5) You’re losing out on growing customer LTV

Customer touchpoints are anchors, and customers will remember the most recent touchpoint the next time they interact with you. Negative associations create hesitation, and hesitation can quickly transition to churn.

This can have a significant impact on your bottom line. Every moment is a potential moment for customers to add more features or upgrade: there’s a very real potential to grow LTV every year. But growth will never happen if your customers’ experience at one or more touchpoints leaves them feeling confused, frustrated, or disappointed.

What’s the fix? Invest in the journey beyond the sale. Customers need to see their lives and businesses getting better as a result of using your product. That means every touchpoint needs to be positive. What can you do to help them succeed 30 days, 60 days, and 90 days after a sale? How can you support them beyond that to ensure they’re happy and successful?

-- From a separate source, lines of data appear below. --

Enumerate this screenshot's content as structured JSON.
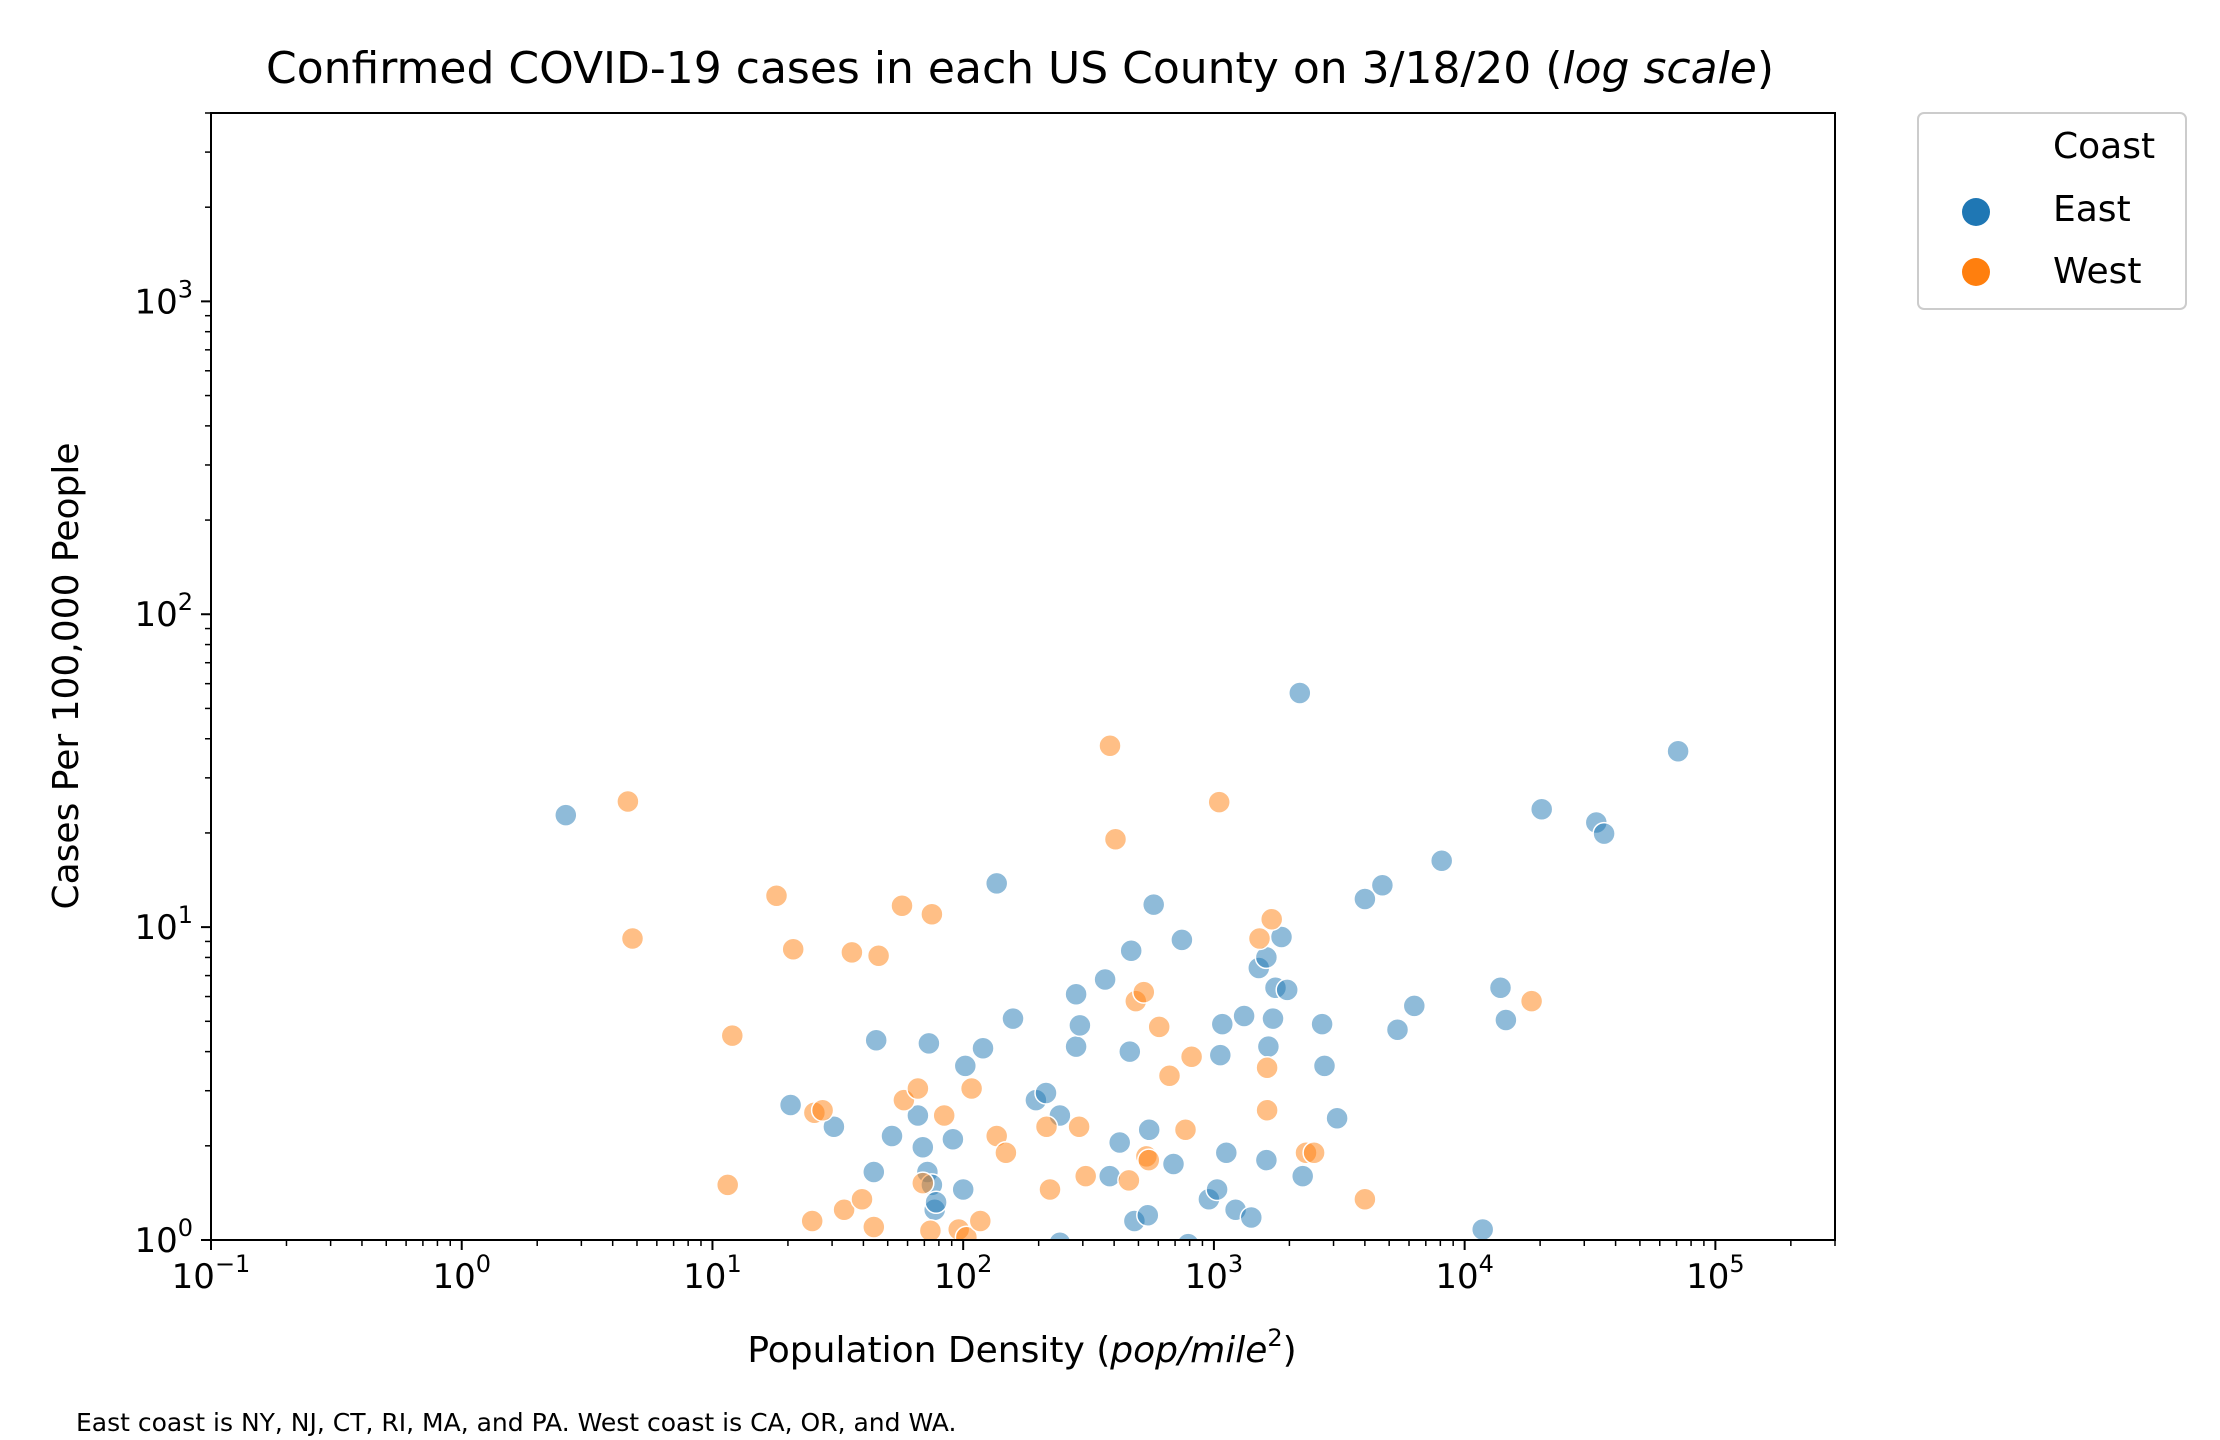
{
  "chart_data": {
    "type": "scatter",
    "title": {
      "main": "Confirmed COVID-19 cases in each US County on 3/18/20 (",
      "emph": "log scale",
      "close": ")"
    },
    "xlabel": {
      "main": "Population Density (",
      "emph": "pop/mile",
      "sup": "2",
      "close": ")"
    },
    "ylabel": "Cases Per 100,000 People",
    "xscale": "log",
    "yscale": "log",
    "xlim": [
      0.1,
      300000
    ],
    "ylim": [
      1,
      4000
    ],
    "x_ticks": [
      {
        "value": 0.1,
        "base": "10",
        "exp": "−1"
      },
      {
        "value": 1,
        "base": "10",
        "exp": "0"
      },
      {
        "value": 10,
        "base": "10",
        "exp": "1"
      },
      {
        "value": 100,
        "base": "10",
        "exp": "2"
      },
      {
        "value": 1000,
        "base": "10",
        "exp": "3"
      },
      {
        "value": 10000,
        "base": "10",
        "exp": "4"
      },
      {
        "value": 100000,
        "base": "10",
        "exp": "5"
      }
    ],
    "y_ticks": [
      {
        "value": 1,
        "base": "10",
        "exp": "0"
      },
      {
        "value": 10,
        "base": "10",
        "exp": "1"
      },
      {
        "value": 100,
        "base": "10",
        "exp": "2"
      },
      {
        "value": 1000,
        "base": "10",
        "exp": "3"
      }
    ],
    "grid": false,
    "legend": {
      "title": "Coast",
      "placement": "outside-top-right",
      "entries": [
        {
          "label": "East",
          "color": "#1f77b4"
        },
        {
          "label": "West",
          "color": "#ff7f0e"
        }
      ]
    },
    "point_alpha": 0.5,
    "series": [
      {
        "color": "#1f77b4",
        "points": [
          [
            2.6,
            22.8
          ],
          [
            20.5,
            2.7
          ],
          [
            30.5,
            2.3
          ],
          [
            44,
            1.65
          ],
          [
            45,
            4.35
          ],
          [
            52,
            2.15
          ],
          [
            66,
            2.5
          ],
          [
            69,
            1.98
          ],
          [
            72,
            1.65
          ],
          [
            73,
            4.25
          ],
          [
            75,
            1.5
          ],
          [
            77,
            1.25
          ],
          [
            78,
            1.32
          ],
          [
            91,
            2.1
          ],
          [
            100,
            1.45
          ],
          [
            102,
            3.6
          ],
          [
            120,
            4.1
          ],
          [
            136,
            13.8
          ],
          [
            158,
            5.1
          ],
          [
            195,
            2.8
          ],
          [
            214,
            2.95
          ],
          [
            243,
            2.5
          ],
          [
            243,
            0.98
          ],
          [
            282,
            4.15
          ],
          [
            282,
            6.1
          ],
          [
            292,
            4.85
          ],
          [
            368,
            6.8
          ],
          [
            384,
            1.6
          ],
          [
            421,
            2.05
          ],
          [
            462,
            4.0
          ],
          [
            468,
            8.4
          ],
          [
            482,
            1.15
          ],
          [
            545,
            1.2
          ],
          [
            552,
            2.25
          ],
          [
            575,
            11.8
          ],
          [
            690,
            1.75
          ],
          [
            745,
            9.1
          ],
          [
            790,
            0.97
          ],
          [
            955,
            1.35
          ],
          [
            1030,
            1.45
          ],
          [
            1060,
            3.9
          ],
          [
            1080,
            4.9
          ],
          [
            1120,
            1.9
          ],
          [
            1220,
            1.25
          ],
          [
            1320,
            5.2
          ],
          [
            1410,
            1.18
          ],
          [
            1510,
            7.4
          ],
          [
            1620,
            1.8
          ],
          [
            1620,
            8.0
          ],
          [
            1650,
            4.15
          ],
          [
            1720,
            5.1
          ],
          [
            1760,
            6.4
          ],
          [
            1860,
            9.3
          ],
          [
            1960,
            6.3
          ],
          [
            2200,
            56.0
          ],
          [
            2260,
            1.6
          ],
          [
            2700,
            4.9
          ],
          [
            2760,
            3.6
          ],
          [
            3100,
            2.45
          ],
          [
            4000,
            12.3
          ],
          [
            4700,
            13.6
          ],
          [
            5400,
            4.7
          ],
          [
            6300,
            5.6
          ],
          [
            8100,
            16.3
          ],
          [
            11800,
            1.08
          ],
          [
            13900,
            6.4
          ],
          [
            14600,
            5.05
          ],
          [
            20300,
            23.8
          ],
          [
            33500,
            21.6
          ],
          [
            36000,
            19.9
          ],
          [
            71000,
            36.5
          ]
        ]
      },
      {
        "color": "#ff7f0e",
        "points": [
          [
            4.6,
            25.2
          ],
          [
            4.8,
            9.2
          ],
          [
            11.5,
            1.5
          ],
          [
            12.0,
            4.5
          ],
          [
            18.0,
            12.6
          ],
          [
            21.0,
            8.5
          ],
          [
            25,
            1.15
          ],
          [
            25.5,
            2.55
          ],
          [
            27.5,
            2.6
          ],
          [
            33.5,
            1.25
          ],
          [
            36,
            8.3
          ],
          [
            39.5,
            1.35
          ],
          [
            44,
            1.1
          ],
          [
            46,
            8.1
          ],
          [
            57,
            11.7
          ],
          [
            58,
            2.8
          ],
          [
            66,
            3.05
          ],
          [
            69,
            1.52
          ],
          [
            74,
            1.07
          ],
          [
            75,
            11.0
          ],
          [
            84,
            2.5
          ],
          [
            96,
            1.08
          ],
          [
            103,
            1.02
          ],
          [
            108,
            3.05
          ],
          [
            117,
            1.15
          ],
          [
            136,
            2.15
          ],
          [
            148,
            1.9
          ],
          [
            215,
            2.3
          ],
          [
            222,
            1.45
          ],
          [
            290,
            2.3
          ],
          [
            308,
            1.6
          ],
          [
            385,
            38.0
          ],
          [
            405,
            19.1
          ],
          [
            458,
            1.55
          ],
          [
            488,
            5.8
          ],
          [
            525,
            6.2
          ],
          [
            538,
            1.85
          ],
          [
            550,
            1.8
          ],
          [
            605,
            4.8
          ],
          [
            665,
            3.35
          ],
          [
            770,
            2.25
          ],
          [
            815,
            3.85
          ],
          [
            1050,
            25.1
          ],
          [
            1520,
            9.2
          ],
          [
            1630,
            3.55
          ],
          [
            1630,
            2.6
          ],
          [
            1700,
            10.6
          ],
          [
            2330,
            1.9
          ],
          [
            2510,
            1.9
          ],
          [
            4000,
            1.35
          ],
          [
            18500,
            5.8
          ]
        ]
      }
    ]
  },
  "footnote": "East coast is NY, NJ, CT, RI, MA, and PA. West coast is CA, OR, and WA."
}
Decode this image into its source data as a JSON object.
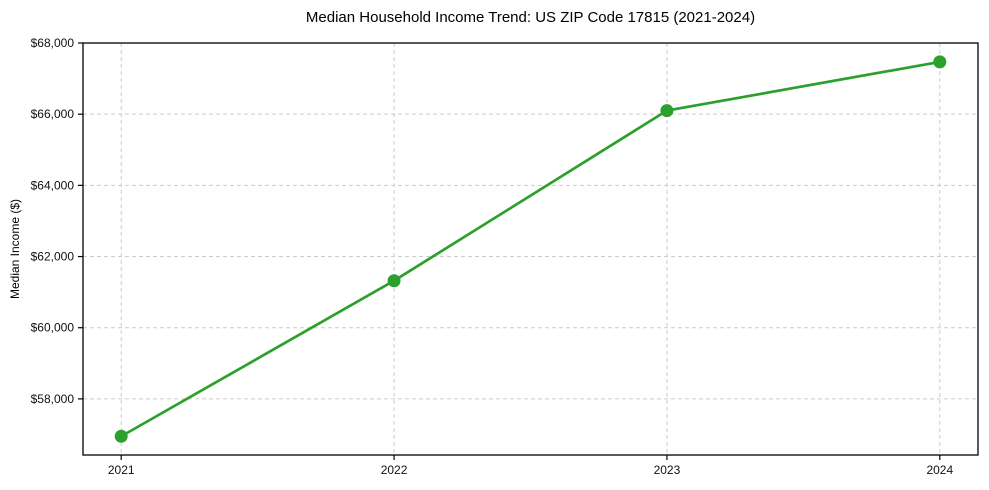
{
  "chart_data": {
    "type": "line",
    "title": "Median Household Income Trend: US ZIP Code 17815 (2021-2024)",
    "xlabel": "",
    "ylabel": "Median Income ($)",
    "x": [
      2021,
      2022,
      2023,
      2024
    ],
    "categories": [
      "2021",
      "2022",
      "2023",
      "2024"
    ],
    "series": [
      {
        "name": "Median Household Income",
        "values": [
          56950,
          61320,
          66100,
          67470
        ]
      }
    ],
    "yticks": [
      {
        "value": 58000,
        "label": "$58,000"
      },
      {
        "value": 60000,
        "label": "$60,000"
      },
      {
        "value": 62000,
        "label": "$62,000"
      },
      {
        "value": 64000,
        "label": "$64,000"
      },
      {
        "value": 66000,
        "label": "$66,000"
      },
      {
        "value": 68000,
        "label": "$68,000"
      }
    ],
    "xlim": [
      2020.86,
      2024.14
    ],
    "ylim": [
      56424,
      68000
    ],
    "grid": true,
    "grid_style": "dashed",
    "legend": "none",
    "colors": {
      "line": "#2ca02c",
      "marker": "#2ca02c",
      "grid": "#cccccc",
      "spine": "#000000",
      "text": "#111111",
      "background": "#ffffff"
    },
    "marker": "circle",
    "marker_radius": 6.5,
    "line_width": 2.7
  }
}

Onboarding is the guide in your customers’ ongoing journey to “better.” You don’t have to solve every problem right away, but you do need to leave a good impression by treating customers well and doing everything you can to help them in that moment.

Onboarding pays off

Onboarding addresses your customers’ biggest problems to set them up for success early in their relationship with your company. As your teams communicate and collaborate to improve the process, you’ll see positive ripple effects: more successful customers, bigger contracts, happier employees, and a reputation for amazing customer experience.

It’s much harder—and more expensive—to make up churn than it is to create good onboarding. Rather than looking at it as a reactionary cost center, consider your onboarding process an investment. When done well, it will more than pay for itself.